Espelhados em ídolos que não podem estar no Brasil por motivos intransponíveis, incluindo a morte, os shows em formato de tributo, homenagem ou cover (não, eles não são a mesma coisa) vivem uma era de alta oferta e entusiasmada demanda na noite em reconstrução de São Paulo. Isso ocorre sobretudo por dois fatores: a alta do dólar, que torna cachês de artistas estrangeiros incompatíveis com um cenário de casas sobreviventes, e a pandemia, que ainda tranca as agendas internacionais.
O movimento dos covers – sedimentado desde o início dos anos 1990, com a abertura às importações, permitindo a profissionalização de reproduções fidedignas de bandas como Beatles, U2 e Pink Floyd – se intensifica como um mercado dentro de outro, com lógica e contratos emocionais próprios.
Um tributo incrível é aquele que cria não uma reprodução do original, mas um terceiro elemento que emerge da ideia do homenageado e da essência do homenageador. Os Blues Beatles, um sexteto excepcional que potencializa o blues no repertório dos Beatles, frequente na programação do Bourbon, consegue virar essa chave e entregar algo além de uma reprodução. É um espetáculo de vida própria, não transplantada.
Já um cover eficiente se dá quando a plateia leva para casa os ídolos que veio buscar. O Hollywood Again, uma das muitas bandas do Metrô Pub, traz vários deles. “Tocamos de Creedence a Kings of Leon, passando por Aerosmith e A-Ha. É mais do que um tributo específico”, diz Denis DeMartins, vocalista do grupo.

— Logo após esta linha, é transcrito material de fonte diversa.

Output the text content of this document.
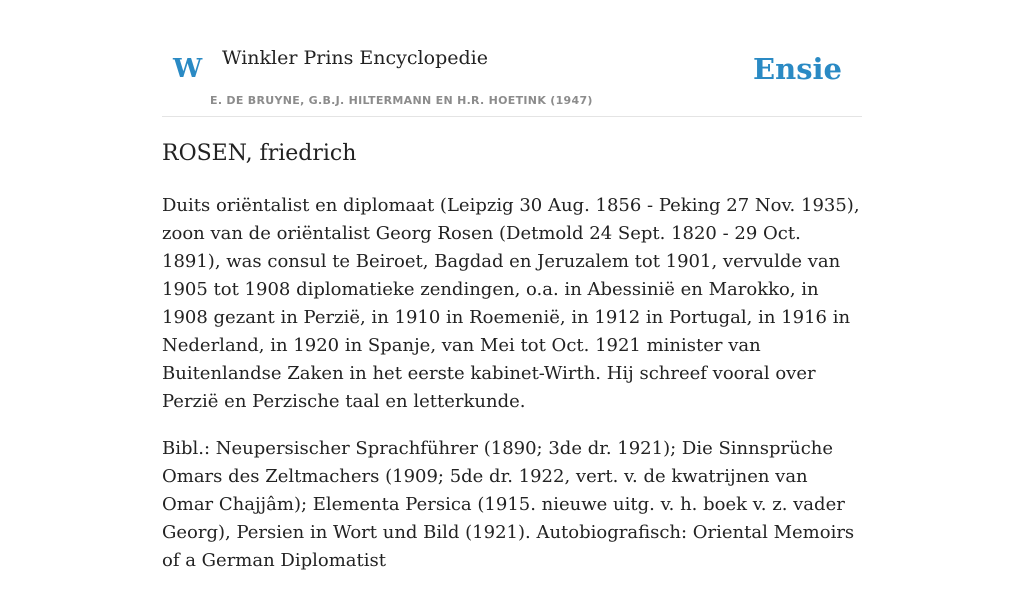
W Winkler Prins Encyclopedie
E. DE BRUYNE, G.B.J. HILTERMANN EN H.R. HOETINK (1947)
Ensie
ROSEN, friedrich

Duits oriëntalist en diplomaat (Leipzig 30 Aug. 1856 - Peking 27 Nov. 1935), zoon van de oriëntalist Georg Rosen (Detmold 24 Sept. 1820 - 29 Oct. 1891), was consul te Beiroet, Bagdad en Jeruzalem tot 1901, vervulde van 1905 tot 1908 diplomatieke zendingen, o.a. in Abessinië en Marokko, in 1908 gezant in Perzië, in 1910 in Roemenië, in 1912 in Portugal, in 1916 in Nederland, in 1920 in Spanje, van Mei tot Oct. 1921 minister van Buitenlandse Zaken in het eerste kabinet-Wirth. Hij schreef vooral over Perzië en Perzische taal en letterkunde.

Bibl.: Neupersischer Sprachführer (1890; 3de dr. 1921); Die Sinnsprüche Omars des Zeltmachers (1909; 5de dr. 1922, vert. v. de kwatrijnen van Omar Chajjâm); Elementa Persica (1915. nieuwe uitg. v. h. boek v. z. vader Georg), Persien in Wort und Bild (1921). Autobiografisch: Oriental Memoirs of a German Diplomatist
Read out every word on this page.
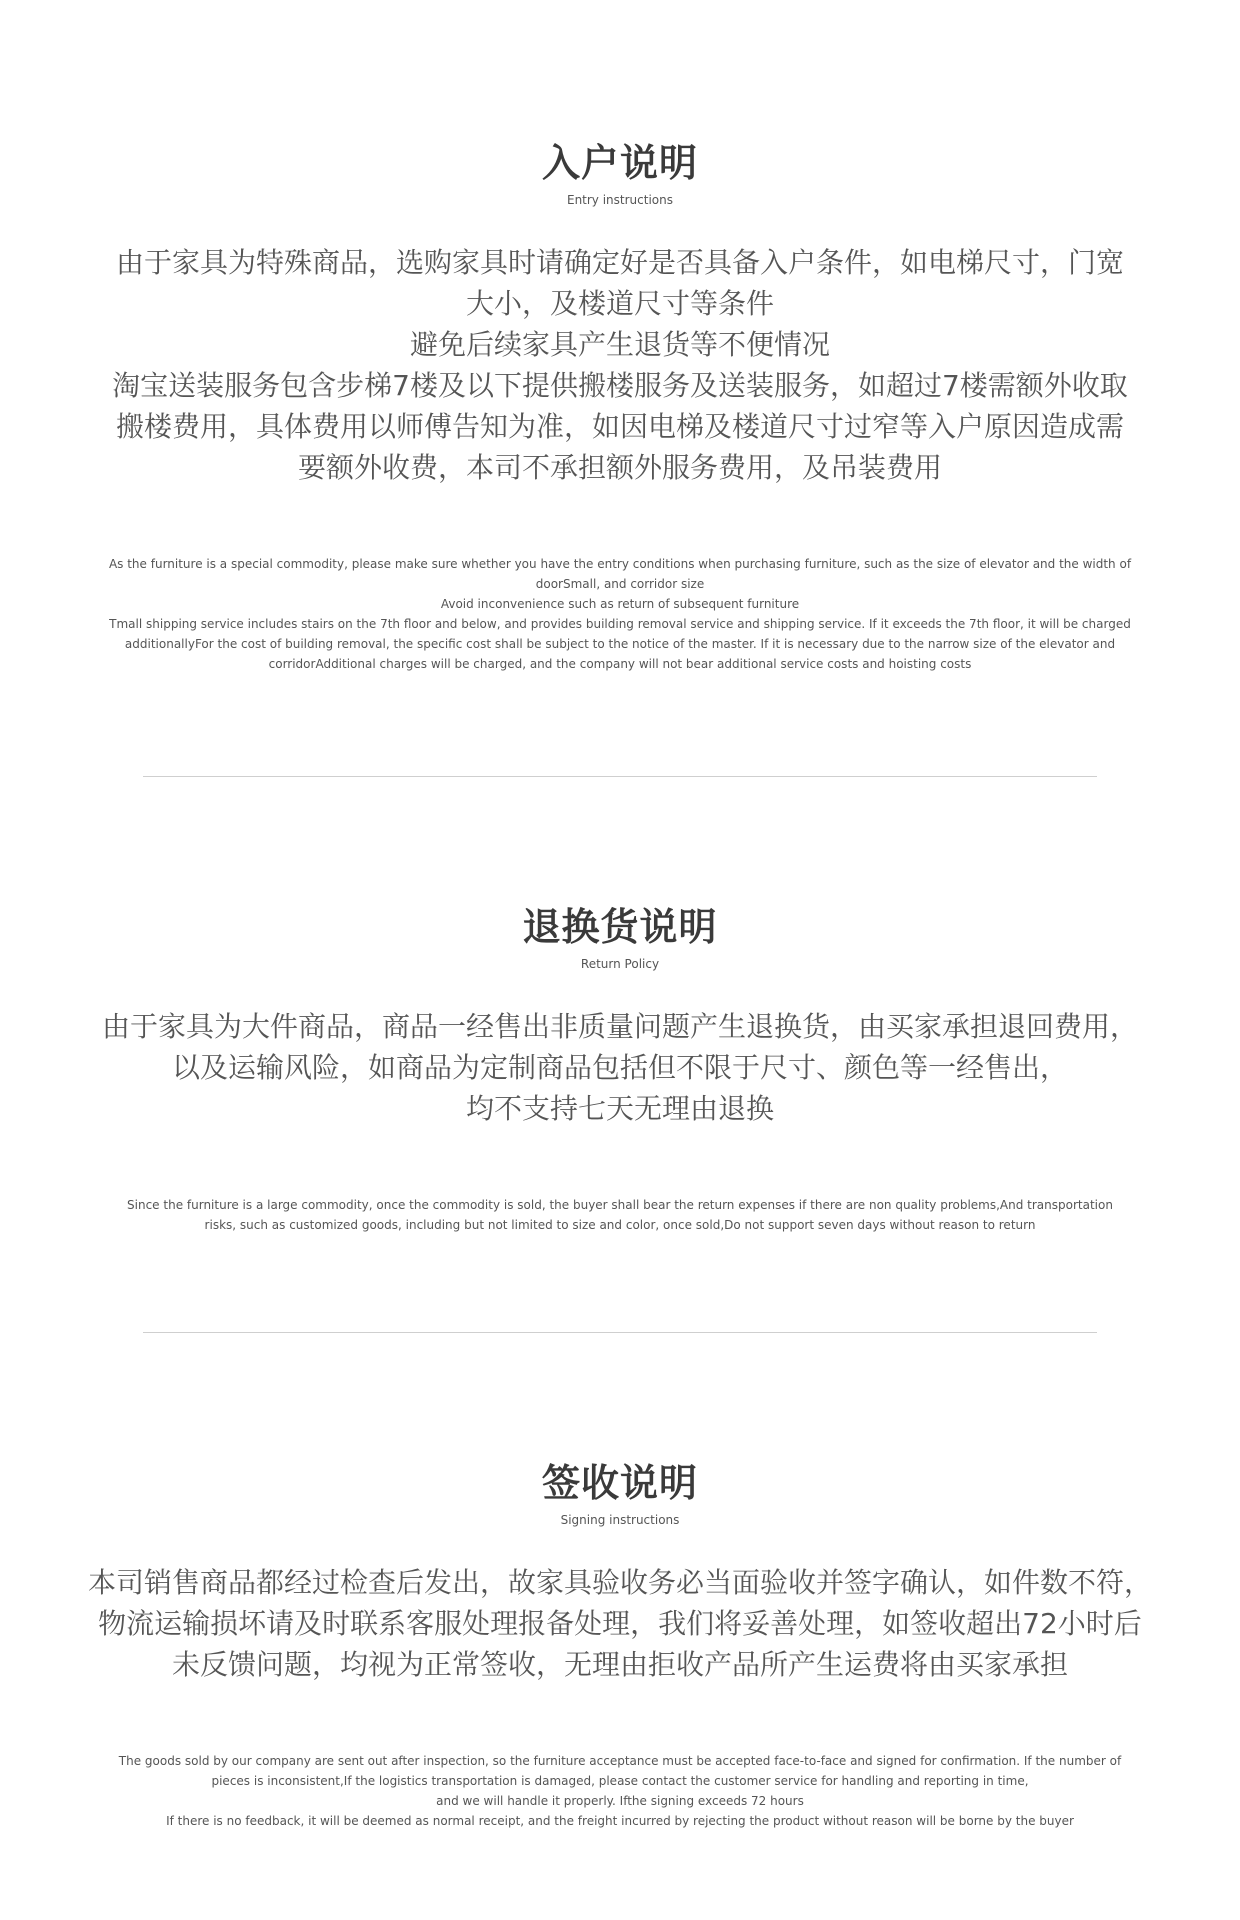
入户说明
Entry instructions
由于家具为特殊商品，选购家具时请确定好是否具备入户条件，如电梯尺寸，门宽
大小，及楼道尺寸等条件
避免后续家具产生退货等不便情况
淘宝送装服务包含步梯7楼及以下提供搬楼服务及送装服务，如超过7楼需额外收取
搬楼费用，具体费用以师傅告知为准，如因电梯及楼道尺寸过窄等入户原因造成需
要额外收费，本司不承担额外服务费用，及吊装费用
As the furniture is a special commodity, please make sure whether you have the entry conditions when purchasing furniture, such as the size of elevator and the width of
doorSmall, and corridor size
Avoid inconvenience such as return of subsequent furniture
Tmall shipping service includes stairs on the 7th floor and below, and provides building removal service and shipping service. If it exceeds the 7th floor, it will be charged
additionallyFor the cost of building removal, the specific cost shall be subject to the notice of the master. If it is necessary due to the narrow size of the elevator and
corridorAdditional charges will be charged, and the company will not bear additional service costs and hoisting costs
退换货说明
Return Policy
由于家具为大件商品，商品一经售出非质量问题产生退换货，由买家承担退回费用，
以及运输风险，如商品为定制商品包括但不限于尺寸、颜色等一经售出，
均不支持七天无理由退换
Since the furniture is a large commodity, once the commodity is sold, the buyer shall bear the return expenses if there are non quality problems,And transportation
risks, such as customized goods, including but not limited to size and color, once sold,Do not support seven days without reason to return
签收说明
Signing instructions
本司销售商品都经过检查后发出，故家具验收务必当面验收并签字确认，如件数不符，
物流运输损坏请及时联系客服处理报备处理，我们将妥善处理，如签收超出72小时后
未反馈问题，均视为正常签收，无理由拒收产品所产生运费将由买家承担
The goods sold by our company are sent out after inspection, so the furniture acceptance must be accepted face-to-face and signed for confirmation. If the number of
pieces is inconsistent,If the logistics transportation is damaged, please contact the customer service for handling and reporting in time,
and we will handle it properly. Ifthe signing exceeds 72 hours
If there is no feedback, it will be deemed as normal receipt, and the freight incurred by rejecting the product without reason will be borne by the buyer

Ele percebe outra razão para a onda de covers. “As pessoas não têm mais tempo e paciência para ouvir músicas novas.”
A noite já conseguiu categorizar os shows reverenciais em três tipos: “tributo” é para quem já morreu, “homenagem” é para quem está vivo e “cover” é para qualquer um, vivo ou morto, que terá sua obra xerocopiada. Homenagens e tributos podem ser prestados sob juramento de lealdade à imagem e à acústica do ídolo – e isso inclui as perucas dos Beatles, os óculos de Elton John e as cordas usadas pelo guitarrista David Gilmour – ou de forma mais livre, descolada com alguma segurança dos originais.
Assim como diz a cantora Indiana Nomma, especialista em tributar noites a Billie Holiday, Sarah Vaughan, Etta James e Aretha Franklin desde 2000, além de ter possivelmente a melhor devoção artística a Mercedes Sosa fora da Argentina, uma boa noite “pode vencer o tempo e o espaço, levando a plateia a se conectar com algo que muitas vezes nem existe mais”.
TALENTO E PESQUISA. O campo da conexão com os ídolos acusa as menores falhas. Edgard Radesca, do Bourbon, diz que um bom show requer um excelente intérprete e uma grande banda. “É preciso talento para se viver o talento do outro.” Alma Thomas é um exemplo de sua fala. Cantora de Nova York radicada no Brasil, grande voz moldável a muitos talentos, ela diz que pesquisa muito antes de subir a um palco. “Ao fazer Ella Fitzgerald, é preciso saber do canto dos anos 40, 50 e 60. Nina Simone é outra coisa, mais centrada em 60 e 70, com outros recursos. E ArethaFranklin entra na fase da Motown. Cada uma tem sua linguagem.” O nível dos artistas entusiasma outro empresário da noite, Daniel Assis, do Metrô Pub. “Já vi bandas cover melhores do que as originais.”
Daniel Stain, do Blue Note, também em fase de muitos tributos, diz que gostaria de não precisar de tantos shows do gênero, que acabam tomando espaço dos autorais, mas que hoje é uma necessidade. “Em geral, as plateias no Brasil não têm curiosidade pelo novo. As pessoas querem ouvir o que já conhecem.” Indiana aponta um ecossistema interessante. “Os projetos da Lei Aldir Blanc e os shows do Sesc dão bons espaços aos shows autorais brasileiros. Não vejo problema em haver mais tributos nas casas.” As informações são do jornal O Estado de S. Paulo.